SAINTS start their Challenge Cup campaign on Friday at home to Championship 1 minnows York City Knights.

Along with all the other top eight sides, Keiron Cunningham's men leap-frogged the previous round.

This means, assuming they avoid a monumental upset against the Minstermen – the lowest ranked team left in the competition – Saints would only have to win two more games to return to Wembley for the first time since 2008.

Easy!

Well not quite. Especially as the same thought is going through the minds of every other top eight side, apart from Leeds and Huddersfield who had the misfortune to draw each other.

This year’s systematic round by round weeding out of amateur, Championship 1, Championship and then bottom four Super League clubs may have reduced the number of games those elite teams play en route to the Challenge Cup Final, but it closes off any soft route to Wembley.

Without being disrespectful, barring any major shocks - such as Dewsbury beating Warrington - the lowest ranked team in the quarter final will be the winners of the intriguing Wakefield Trinity v Leigh Centurions tussle.

There is unlikely to be any easy options or blow-out scores there, and even less so in the semi finals.

So this argument that it has made it easier does not hold water.

What it does, however, is make it harder for those outside the big four to make it through to Wembley.

One of the positive elements of an all-in, unseeded knockout competition has been the way the finalists can get through in a way they cannot do in the Super League play-offs.

The fact that recent finals have included Castleford, Huddersfield and Catalans, with the likes of Widnes daring to dream one step away, underlines that point.

Rugby league has changed in the Super League era.
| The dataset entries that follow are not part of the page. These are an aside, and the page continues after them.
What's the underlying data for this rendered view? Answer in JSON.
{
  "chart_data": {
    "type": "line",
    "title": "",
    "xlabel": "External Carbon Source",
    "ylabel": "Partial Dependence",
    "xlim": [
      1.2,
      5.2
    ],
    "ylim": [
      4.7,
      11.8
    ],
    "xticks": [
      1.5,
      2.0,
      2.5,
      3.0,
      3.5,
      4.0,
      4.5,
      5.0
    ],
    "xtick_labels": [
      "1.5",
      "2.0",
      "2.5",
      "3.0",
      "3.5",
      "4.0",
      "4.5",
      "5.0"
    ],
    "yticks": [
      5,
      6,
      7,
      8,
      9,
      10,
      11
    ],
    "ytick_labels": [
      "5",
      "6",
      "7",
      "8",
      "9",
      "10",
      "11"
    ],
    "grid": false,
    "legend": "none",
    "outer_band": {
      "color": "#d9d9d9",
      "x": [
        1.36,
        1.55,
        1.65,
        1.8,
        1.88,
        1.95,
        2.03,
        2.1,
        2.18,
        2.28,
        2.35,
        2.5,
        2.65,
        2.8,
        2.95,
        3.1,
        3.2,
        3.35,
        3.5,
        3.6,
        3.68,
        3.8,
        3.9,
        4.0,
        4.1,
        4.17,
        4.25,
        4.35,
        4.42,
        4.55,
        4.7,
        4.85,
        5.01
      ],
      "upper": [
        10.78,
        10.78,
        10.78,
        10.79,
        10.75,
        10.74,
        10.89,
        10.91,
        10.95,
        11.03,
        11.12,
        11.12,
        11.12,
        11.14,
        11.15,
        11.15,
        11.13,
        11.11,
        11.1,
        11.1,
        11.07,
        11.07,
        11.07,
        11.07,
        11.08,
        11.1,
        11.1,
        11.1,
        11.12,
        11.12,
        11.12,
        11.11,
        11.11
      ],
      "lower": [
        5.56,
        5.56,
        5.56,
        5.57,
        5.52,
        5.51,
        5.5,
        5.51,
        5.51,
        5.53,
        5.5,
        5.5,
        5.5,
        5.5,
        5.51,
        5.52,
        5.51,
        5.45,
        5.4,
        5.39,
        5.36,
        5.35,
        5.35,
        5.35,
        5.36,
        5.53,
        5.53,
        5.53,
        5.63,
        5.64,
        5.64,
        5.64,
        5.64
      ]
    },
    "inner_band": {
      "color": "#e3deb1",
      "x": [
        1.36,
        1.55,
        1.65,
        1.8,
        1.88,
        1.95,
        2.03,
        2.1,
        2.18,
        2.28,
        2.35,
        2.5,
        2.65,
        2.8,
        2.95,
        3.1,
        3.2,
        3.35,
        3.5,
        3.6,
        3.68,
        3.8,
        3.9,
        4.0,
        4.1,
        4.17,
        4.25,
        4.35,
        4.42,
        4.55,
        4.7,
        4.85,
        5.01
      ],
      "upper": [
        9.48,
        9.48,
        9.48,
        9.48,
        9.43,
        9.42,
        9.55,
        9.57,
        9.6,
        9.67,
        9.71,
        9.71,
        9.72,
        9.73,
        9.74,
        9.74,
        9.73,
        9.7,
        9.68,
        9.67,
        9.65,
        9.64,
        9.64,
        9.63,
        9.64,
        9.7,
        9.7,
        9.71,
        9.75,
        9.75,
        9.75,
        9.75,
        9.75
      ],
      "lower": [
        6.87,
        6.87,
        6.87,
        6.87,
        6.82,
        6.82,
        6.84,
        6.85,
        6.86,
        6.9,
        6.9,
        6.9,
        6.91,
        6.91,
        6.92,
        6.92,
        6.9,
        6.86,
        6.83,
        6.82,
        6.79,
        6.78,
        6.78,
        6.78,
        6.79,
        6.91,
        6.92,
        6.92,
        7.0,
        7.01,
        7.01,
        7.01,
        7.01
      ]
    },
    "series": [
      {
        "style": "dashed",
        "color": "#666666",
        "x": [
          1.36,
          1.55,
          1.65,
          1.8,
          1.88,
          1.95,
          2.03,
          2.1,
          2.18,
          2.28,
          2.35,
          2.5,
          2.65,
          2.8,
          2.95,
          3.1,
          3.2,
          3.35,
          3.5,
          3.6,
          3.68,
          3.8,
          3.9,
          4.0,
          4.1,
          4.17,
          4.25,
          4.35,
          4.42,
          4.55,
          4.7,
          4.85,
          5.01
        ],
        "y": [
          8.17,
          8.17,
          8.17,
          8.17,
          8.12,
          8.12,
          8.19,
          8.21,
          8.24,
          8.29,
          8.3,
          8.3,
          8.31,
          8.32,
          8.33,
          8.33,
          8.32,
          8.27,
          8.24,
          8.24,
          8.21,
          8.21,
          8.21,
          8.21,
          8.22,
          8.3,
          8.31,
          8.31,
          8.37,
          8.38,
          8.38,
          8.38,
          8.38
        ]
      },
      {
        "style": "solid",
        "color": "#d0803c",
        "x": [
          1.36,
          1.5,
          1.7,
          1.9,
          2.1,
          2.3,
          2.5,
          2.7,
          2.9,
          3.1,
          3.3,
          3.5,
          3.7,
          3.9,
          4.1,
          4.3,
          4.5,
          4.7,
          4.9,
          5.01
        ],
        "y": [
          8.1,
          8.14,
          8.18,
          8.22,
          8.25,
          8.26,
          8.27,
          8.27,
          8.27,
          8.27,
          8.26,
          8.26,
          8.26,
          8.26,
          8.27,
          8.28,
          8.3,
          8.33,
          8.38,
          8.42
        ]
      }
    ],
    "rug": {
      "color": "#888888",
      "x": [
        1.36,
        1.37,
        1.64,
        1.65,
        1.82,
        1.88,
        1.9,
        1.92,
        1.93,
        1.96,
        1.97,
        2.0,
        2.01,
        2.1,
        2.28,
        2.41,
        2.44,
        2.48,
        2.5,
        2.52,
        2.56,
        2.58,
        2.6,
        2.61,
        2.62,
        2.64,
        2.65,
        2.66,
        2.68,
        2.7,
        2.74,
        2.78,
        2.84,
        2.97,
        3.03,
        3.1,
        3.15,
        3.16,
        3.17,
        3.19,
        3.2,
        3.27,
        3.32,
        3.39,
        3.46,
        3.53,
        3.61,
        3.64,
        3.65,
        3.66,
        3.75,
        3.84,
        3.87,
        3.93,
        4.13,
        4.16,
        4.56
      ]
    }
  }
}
When, for example, Featherstone Rovers shocked everyone by winning the Challenge Cup in 1983 they did not take a soft route to success.

A hard fought win over Saints at Knowsley Road in the quarters and triumph over Ellery Hanley’s Bradford Northern in the semis paved the way for a shock Wembley win over the Hull FC team of all talents.

The new format, given the way the top teams are so much stronger, makes such a repeat tougher – but not impossible.

The intensity of the last eight will make for six tough, compelling games ahead of the finale at Wembley.

In making the change the game's rulers have closed one area of weakness that meant the cup largely got off to a half-cock start.

But that is only part of the battle.

One of the biggest bugbears for supporters of the Challenge Cup is the way that it loses momentum with the gaps between the rounds. Six weeks between Round 6 and the quarters, five weeks up until the semis and then four weeks to the final on August 29.

Is it not time to bring the Challenge Cup forward, away from the school holidays, and allow the sport’s most historic competition to build some early season momentum away from what will be an even busier end of season programme?